Bone-tired and over-emotional

Jul 30, 2012 19:42

I just barely managed to drag myself in today. As I had clarified to Chad last week, I'm pretty rock-solid during crises, and then tend to collapse after them, both emotionally and physically. I'm definitely at that point right now, even though things aren't actually entirely sorted and resolved (I myself lost six hours of extraordinarily careful writing about touchy stuff, and haven't had the emotional energy to go back and re-write yet, although that may ultimately be for the best in this situation). Things aren't in active crisis at the moment, though, so the breather has been good for restoring some calm to the situation.

Today I seem to be especially emotional. Cried my eyes out finishing up watching the Olympics Opening Ceremony, even though I can quote chapter and verse on reasons to be cynical in regards to it. (I'm always simultaneously a sap and a cynic about the Olympics, and especially about their effects on the locations in which they're held.) Cried some more listening to old hymns on youtube.
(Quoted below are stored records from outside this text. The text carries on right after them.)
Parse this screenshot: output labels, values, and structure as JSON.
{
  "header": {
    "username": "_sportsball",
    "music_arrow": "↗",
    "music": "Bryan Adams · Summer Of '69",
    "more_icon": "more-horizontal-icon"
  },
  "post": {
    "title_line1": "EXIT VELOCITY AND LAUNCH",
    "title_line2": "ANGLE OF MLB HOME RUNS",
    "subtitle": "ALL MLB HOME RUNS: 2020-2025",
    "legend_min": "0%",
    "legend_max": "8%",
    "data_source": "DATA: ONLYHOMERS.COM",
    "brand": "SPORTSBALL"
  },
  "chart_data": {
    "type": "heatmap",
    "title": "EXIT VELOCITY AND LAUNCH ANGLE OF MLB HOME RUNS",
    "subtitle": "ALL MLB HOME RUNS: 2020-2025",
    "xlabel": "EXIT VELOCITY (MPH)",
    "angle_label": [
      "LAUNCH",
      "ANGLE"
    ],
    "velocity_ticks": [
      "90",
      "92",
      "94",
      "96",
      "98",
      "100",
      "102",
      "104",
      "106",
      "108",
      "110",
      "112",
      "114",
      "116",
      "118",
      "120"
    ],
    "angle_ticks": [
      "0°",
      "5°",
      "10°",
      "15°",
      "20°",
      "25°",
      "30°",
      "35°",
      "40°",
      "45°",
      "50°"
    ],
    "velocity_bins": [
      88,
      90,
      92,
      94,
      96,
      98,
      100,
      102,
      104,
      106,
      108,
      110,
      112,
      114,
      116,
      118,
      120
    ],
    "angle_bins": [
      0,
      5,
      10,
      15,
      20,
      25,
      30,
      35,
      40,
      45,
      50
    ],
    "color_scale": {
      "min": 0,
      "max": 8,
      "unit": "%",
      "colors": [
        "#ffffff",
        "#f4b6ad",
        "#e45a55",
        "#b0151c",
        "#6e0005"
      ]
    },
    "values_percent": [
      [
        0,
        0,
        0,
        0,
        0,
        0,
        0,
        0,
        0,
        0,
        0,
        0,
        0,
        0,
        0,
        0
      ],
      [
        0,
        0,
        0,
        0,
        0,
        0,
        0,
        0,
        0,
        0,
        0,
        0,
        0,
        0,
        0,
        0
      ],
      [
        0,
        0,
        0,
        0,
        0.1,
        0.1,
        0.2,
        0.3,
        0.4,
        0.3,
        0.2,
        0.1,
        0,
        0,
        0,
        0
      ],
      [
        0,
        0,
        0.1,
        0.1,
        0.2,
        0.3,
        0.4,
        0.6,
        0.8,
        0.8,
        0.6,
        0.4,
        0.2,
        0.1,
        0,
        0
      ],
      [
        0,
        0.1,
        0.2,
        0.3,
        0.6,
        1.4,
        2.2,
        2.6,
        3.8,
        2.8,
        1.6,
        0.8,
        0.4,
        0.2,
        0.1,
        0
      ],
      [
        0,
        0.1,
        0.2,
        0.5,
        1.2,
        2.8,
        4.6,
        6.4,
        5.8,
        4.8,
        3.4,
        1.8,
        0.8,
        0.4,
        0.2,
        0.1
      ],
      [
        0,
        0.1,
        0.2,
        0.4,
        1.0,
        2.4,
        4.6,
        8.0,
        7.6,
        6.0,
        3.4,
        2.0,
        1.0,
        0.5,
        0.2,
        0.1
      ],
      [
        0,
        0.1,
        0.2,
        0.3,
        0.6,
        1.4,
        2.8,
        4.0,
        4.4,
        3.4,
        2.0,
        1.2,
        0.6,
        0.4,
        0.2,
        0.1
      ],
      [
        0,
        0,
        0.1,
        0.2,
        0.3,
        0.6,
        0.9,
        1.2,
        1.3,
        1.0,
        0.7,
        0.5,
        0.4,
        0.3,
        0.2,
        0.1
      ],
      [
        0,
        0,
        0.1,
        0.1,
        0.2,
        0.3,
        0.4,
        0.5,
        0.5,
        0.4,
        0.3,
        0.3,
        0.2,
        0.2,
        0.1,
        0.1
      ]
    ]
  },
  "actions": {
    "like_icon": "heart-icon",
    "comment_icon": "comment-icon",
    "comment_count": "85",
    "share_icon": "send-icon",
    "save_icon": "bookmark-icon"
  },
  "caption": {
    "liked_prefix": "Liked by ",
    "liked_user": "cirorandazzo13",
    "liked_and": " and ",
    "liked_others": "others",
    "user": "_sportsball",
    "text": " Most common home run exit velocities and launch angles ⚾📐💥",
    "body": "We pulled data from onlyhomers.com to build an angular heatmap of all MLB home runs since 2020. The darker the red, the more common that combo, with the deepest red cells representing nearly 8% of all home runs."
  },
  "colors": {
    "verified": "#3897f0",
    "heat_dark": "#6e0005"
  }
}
Also on the emotional but ultimately positive side, I finally wrote and sent a 20-year-overdue apology to a person in my life who richly deserved it.

And Chad's been great about switching around to being my support while I recover from the effects of the past week, too, which has been awesome; he's made me feel overwhelmingly loved and appreciated and supported.

So, basically, things are good. I'm just feeling so tired and incoherent at this point that the rest of the evening will be spent focusing on stuff that just doesn't require much focus (or emotional processing). Probably more music stuff.